Many have questioned why Bell would take the fall for his company here. Vijaya Gadde, general counsel at Twitter, tweeted that while she didn't know what happened at Yahoo, "it's easy to blame the lawyers". She added: "I also know that Ron Bell is a good lawyer."

But invariably, someone will have to own responsibility for this, according to Al Saikali, partner and chair of the privacy and data security practice at US law firm Shook Hardy & Bacon.
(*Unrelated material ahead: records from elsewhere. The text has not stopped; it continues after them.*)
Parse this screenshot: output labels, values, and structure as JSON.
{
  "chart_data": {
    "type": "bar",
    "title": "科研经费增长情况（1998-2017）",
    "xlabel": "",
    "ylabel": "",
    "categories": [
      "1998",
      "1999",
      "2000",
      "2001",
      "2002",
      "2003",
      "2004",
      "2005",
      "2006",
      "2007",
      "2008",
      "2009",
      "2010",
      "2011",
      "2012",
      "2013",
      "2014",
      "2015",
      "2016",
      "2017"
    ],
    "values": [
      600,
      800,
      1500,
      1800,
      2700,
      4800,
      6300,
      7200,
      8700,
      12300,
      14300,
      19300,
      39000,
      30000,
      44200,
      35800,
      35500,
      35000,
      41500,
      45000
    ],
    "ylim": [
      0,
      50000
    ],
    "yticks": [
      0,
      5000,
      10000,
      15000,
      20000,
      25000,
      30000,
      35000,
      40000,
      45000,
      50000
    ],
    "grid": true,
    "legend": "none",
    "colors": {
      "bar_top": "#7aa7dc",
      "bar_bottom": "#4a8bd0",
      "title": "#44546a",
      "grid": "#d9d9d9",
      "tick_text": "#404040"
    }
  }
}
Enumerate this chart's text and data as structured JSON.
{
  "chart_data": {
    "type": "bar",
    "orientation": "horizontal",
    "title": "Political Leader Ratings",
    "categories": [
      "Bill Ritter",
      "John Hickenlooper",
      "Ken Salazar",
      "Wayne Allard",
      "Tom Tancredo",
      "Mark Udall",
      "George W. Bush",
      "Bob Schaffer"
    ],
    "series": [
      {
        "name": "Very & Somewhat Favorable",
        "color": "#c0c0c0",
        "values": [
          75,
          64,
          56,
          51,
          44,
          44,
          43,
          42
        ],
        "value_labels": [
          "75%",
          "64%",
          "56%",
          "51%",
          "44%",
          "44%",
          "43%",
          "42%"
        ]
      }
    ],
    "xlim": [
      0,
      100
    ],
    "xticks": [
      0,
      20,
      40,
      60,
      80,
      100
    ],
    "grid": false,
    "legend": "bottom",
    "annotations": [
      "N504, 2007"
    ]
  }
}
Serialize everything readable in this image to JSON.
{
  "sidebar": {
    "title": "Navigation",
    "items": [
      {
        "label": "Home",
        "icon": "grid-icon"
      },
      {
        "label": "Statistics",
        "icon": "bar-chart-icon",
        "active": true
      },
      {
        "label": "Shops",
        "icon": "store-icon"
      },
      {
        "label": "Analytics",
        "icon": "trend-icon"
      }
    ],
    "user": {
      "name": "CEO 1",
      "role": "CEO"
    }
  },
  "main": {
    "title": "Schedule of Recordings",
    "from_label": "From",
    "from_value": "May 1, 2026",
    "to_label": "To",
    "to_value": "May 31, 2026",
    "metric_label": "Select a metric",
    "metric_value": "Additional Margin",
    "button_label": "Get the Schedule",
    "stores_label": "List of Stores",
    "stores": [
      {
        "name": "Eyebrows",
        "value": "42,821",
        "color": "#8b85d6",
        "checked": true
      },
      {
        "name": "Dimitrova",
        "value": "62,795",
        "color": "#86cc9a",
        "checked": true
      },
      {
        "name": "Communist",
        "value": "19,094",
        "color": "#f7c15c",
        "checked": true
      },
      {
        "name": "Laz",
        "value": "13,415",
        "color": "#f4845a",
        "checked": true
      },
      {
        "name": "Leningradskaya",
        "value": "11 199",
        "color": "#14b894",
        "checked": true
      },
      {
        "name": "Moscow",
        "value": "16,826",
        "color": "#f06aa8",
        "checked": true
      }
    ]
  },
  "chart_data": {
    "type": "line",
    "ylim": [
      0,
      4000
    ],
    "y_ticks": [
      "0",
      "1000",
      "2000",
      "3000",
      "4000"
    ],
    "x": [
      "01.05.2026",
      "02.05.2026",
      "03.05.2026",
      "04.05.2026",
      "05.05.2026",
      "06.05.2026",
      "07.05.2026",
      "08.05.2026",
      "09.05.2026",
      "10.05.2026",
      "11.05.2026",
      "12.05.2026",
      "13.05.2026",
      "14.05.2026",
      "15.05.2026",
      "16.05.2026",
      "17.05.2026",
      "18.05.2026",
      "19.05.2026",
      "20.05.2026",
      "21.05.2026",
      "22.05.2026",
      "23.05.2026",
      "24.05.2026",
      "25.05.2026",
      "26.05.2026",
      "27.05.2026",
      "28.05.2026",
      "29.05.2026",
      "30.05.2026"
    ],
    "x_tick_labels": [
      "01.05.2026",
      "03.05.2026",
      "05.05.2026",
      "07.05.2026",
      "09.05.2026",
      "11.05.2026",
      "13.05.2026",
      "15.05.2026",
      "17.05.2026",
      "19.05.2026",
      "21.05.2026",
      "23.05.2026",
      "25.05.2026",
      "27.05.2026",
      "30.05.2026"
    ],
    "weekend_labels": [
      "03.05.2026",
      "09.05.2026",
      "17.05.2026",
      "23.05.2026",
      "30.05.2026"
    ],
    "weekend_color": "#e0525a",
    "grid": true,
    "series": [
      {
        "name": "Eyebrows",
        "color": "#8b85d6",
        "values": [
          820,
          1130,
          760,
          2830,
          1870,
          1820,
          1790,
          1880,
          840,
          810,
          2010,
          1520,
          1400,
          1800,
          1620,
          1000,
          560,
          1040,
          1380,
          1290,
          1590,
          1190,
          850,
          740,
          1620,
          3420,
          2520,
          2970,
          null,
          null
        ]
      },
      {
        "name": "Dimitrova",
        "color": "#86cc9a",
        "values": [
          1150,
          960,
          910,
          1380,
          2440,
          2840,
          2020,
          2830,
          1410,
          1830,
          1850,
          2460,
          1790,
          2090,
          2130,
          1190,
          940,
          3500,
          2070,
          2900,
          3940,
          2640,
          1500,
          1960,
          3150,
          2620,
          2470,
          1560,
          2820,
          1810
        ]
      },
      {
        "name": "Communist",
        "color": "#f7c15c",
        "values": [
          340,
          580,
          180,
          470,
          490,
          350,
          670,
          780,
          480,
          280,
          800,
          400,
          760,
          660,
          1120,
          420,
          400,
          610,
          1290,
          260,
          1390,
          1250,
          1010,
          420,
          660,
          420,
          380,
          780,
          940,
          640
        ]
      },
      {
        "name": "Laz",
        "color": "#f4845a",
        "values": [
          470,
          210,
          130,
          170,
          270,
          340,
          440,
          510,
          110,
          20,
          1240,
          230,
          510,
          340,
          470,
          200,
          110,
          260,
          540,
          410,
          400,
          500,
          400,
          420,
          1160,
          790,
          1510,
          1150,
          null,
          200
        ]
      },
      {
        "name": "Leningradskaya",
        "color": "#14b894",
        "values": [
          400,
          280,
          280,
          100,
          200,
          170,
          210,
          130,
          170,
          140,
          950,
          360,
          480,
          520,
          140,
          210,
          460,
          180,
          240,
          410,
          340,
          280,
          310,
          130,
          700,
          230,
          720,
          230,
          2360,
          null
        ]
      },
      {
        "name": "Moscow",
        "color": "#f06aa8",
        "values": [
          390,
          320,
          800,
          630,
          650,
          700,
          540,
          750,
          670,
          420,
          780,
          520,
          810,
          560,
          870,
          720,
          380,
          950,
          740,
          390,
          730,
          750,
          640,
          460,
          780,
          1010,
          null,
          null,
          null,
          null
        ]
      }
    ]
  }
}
While it may be the case that Bell was not directly involved in the missteps, "he's the head of the legal department at the end of the day", said Saikali, adding: "If the legal department makes a recommendation that's incorrect, he's the captain of the ship and he'd take the fall for it."

Bell's resignation in connection with the data breaches should be a signal to in-house counsel that jobs may be on the line as a result of cybersecurity issues, said Edward McAndrew, a partner at Ballard Spahr and co-leader of the US firm's privacy and data security group. "In-house counsel are often best positioned to play leading roles in cyber-incident response, but they are often on the sidelines," he said. "And that's not a viable model anymore for anyone who wants to keep their job."

But just because general counsel and their in-house colleagues have to step up, that doesn't mean dealing with a breach and its aftermath is at all simple, cybersecurity lawyers say.

There are a number of complexities that in-house counsel have to grapple with when dealing with a potential hack, said Saikali. A forensic investigation doesn't always reveal with certainty what information was accessed, for instance, and "you don't want to scare people with unnecessary notice", he explained.

And if notice is required to consumers, he added, the legal team is then going to be "dealing with a patchwork of state data breach notification laws that govern notification".

But there are steps in-house counsel can take to avoid being targeted when there's a breach, said McAndrew. "The in-house lawyer who is trying to protect himself or herself needs to be able to clearly communicate and have channels available to them to escalate these issues within the legal department and within the organisation," he said. "You need to be able to communicate risk through a chain of command, to be sure decision makers have all the information."

The general counsel should be asking questions of the board and the IT team to figure out what the status of the company is when it comes to data security, said Denver Edwards, a principal at law firm Bressler Amery & Ross. "What policies are in place?" he asked. "How engaged is the board when it comes to data security? What are vendor relationships like?"

"You'd be negligent at this point if you don't have an incident response plan on what to do when there is a breach," Edwards added. "And the general counsel, if he or she is aware of a breach of this magnitude, must go to the board and engage them right away and have the incident response plan triggered."